I'm not saying that blogging is a completely frivolous activity. Obviously, I find it personally rewarding, or I wouldn't be maintaining this site. But what I do here isn't scholarship, and I don't expect it to be rewarded as such.

That's also not to say that running a blog can't be beneficial for other academic activities. Many of the physics posts I've put up here over the years have served as basically dry runs for lectures I gave later on those topics. To the degree that this sort of blogging has helped my teaching, I'm already indirectly rewarded for it through our teaching evaluation system.

I haven't received any really direct research benefit from running this site (though it has provided the occasional morale boost), but other science bloggers (mostly theorists) are fond out touting the medium as a new way to exchange ideas with colleagues. While that may eventually lead to new research results, it still doesn't count as scholarship in its own right.
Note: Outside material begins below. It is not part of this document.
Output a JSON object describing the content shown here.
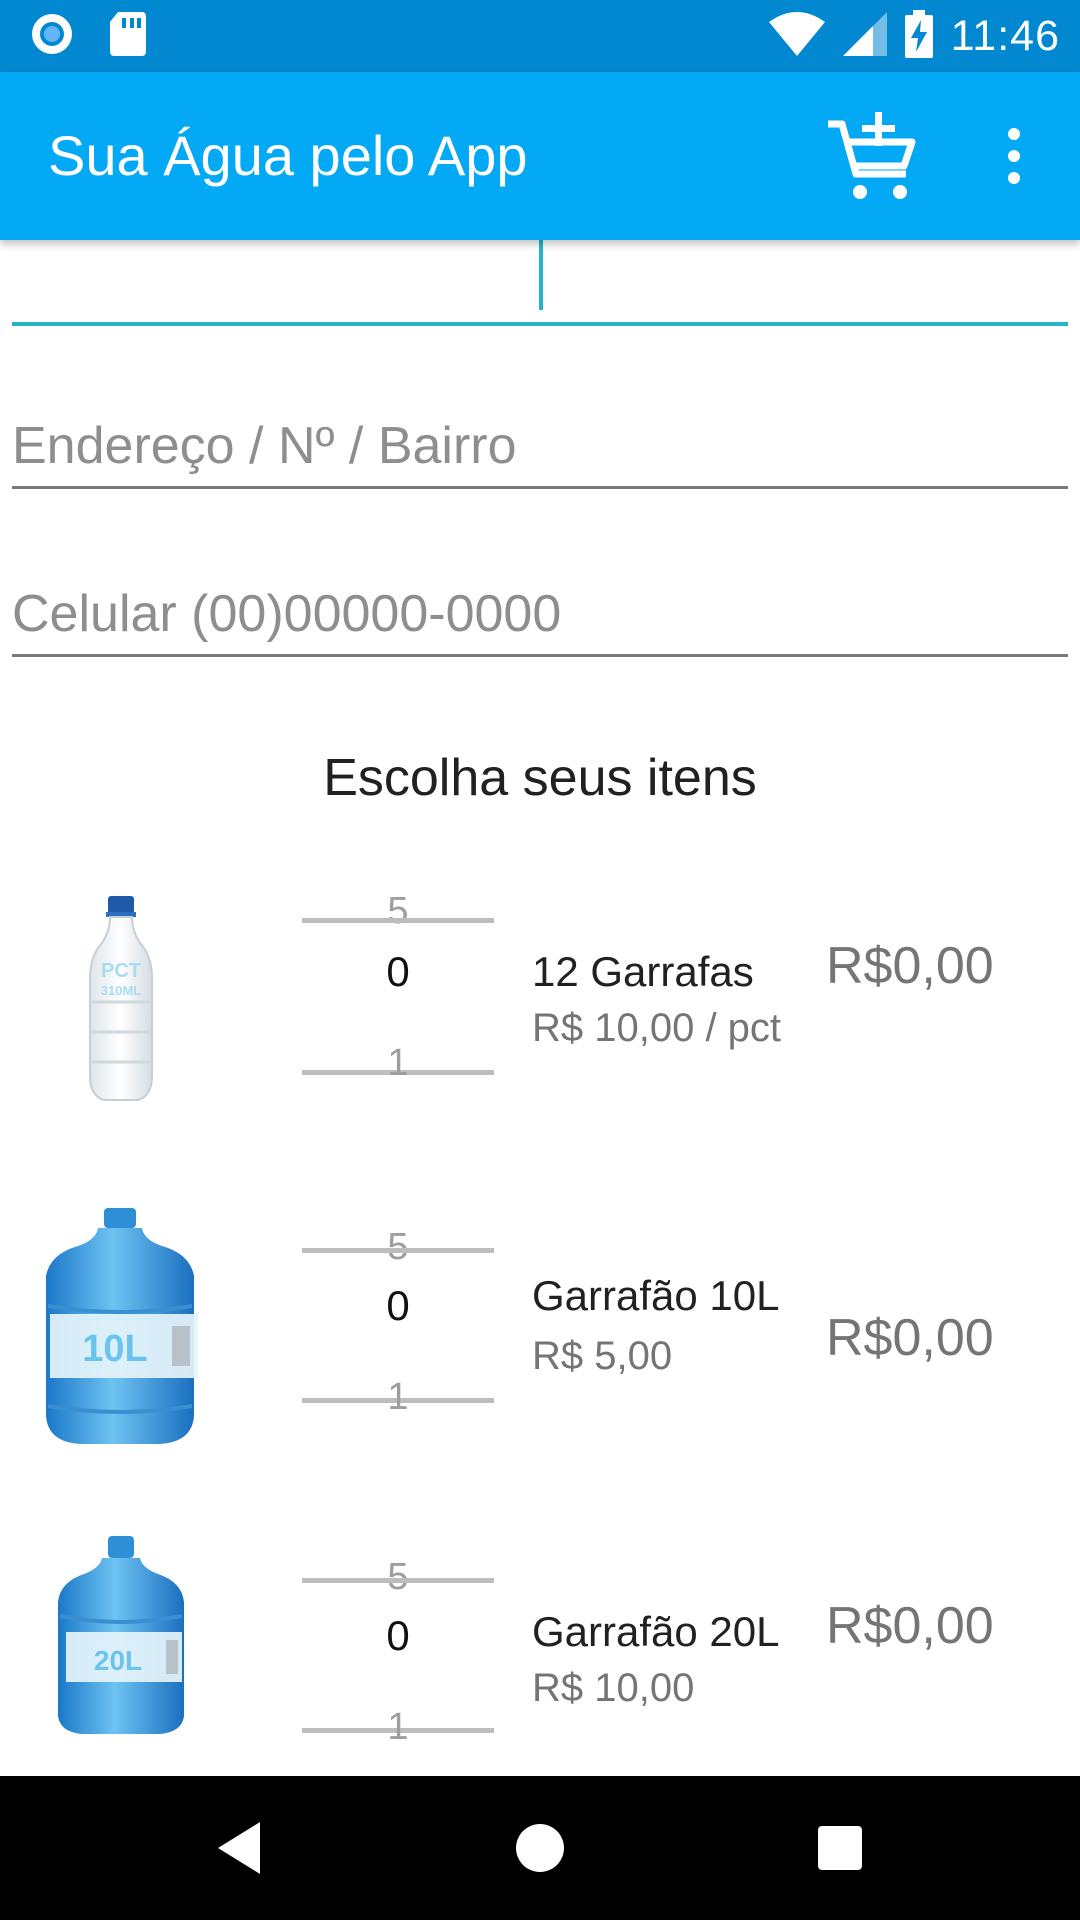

After all, I've gotten great new research ideas from giving tours to visiting speakers. Does that mean showing people around my lab should be rewarded as scholarly activity? Absolutely not. I do (hopefully) get rewarded for the scholarship that results-- in this case, two publications and an NSF grant-- but for every lab-tour conversation that has resulted in improved scholarship, I've had about thirty that were nothing more than gossip and idle chatter.

To the extent that blogging even belongs in an academic evaluation in the first place (which is debatable-- I have colleagues who knit, and I very much doubt that they presented a portfolio of socks to their tenure review committees), it belongs in the category of "public outreach." As Clifford Johnson puts it, "blogging should be no more frightening to our colleagues than you having a course website, or you giving a public lecture in the local bookstore or school." It might be a bit more than that-- maybe closer to writing op-eds for some national paper or the Chronicle of Higher Education-- but that's the manner in which it should be evaluated.

Of course, you might point out that blogging is already rewarded as well as other public outreach activities, which is to say "not at all." (Hence the post title...) I think there's a good argument to be made that public outreach and other service activities ought to be rewarded more than they are under the current academic system. You can perfectly well throw blogging into that conversation, but it has nothing to do with blogging per se, and there's nothing special about blogging that ought to lift it above other sorts of outreach and service activities.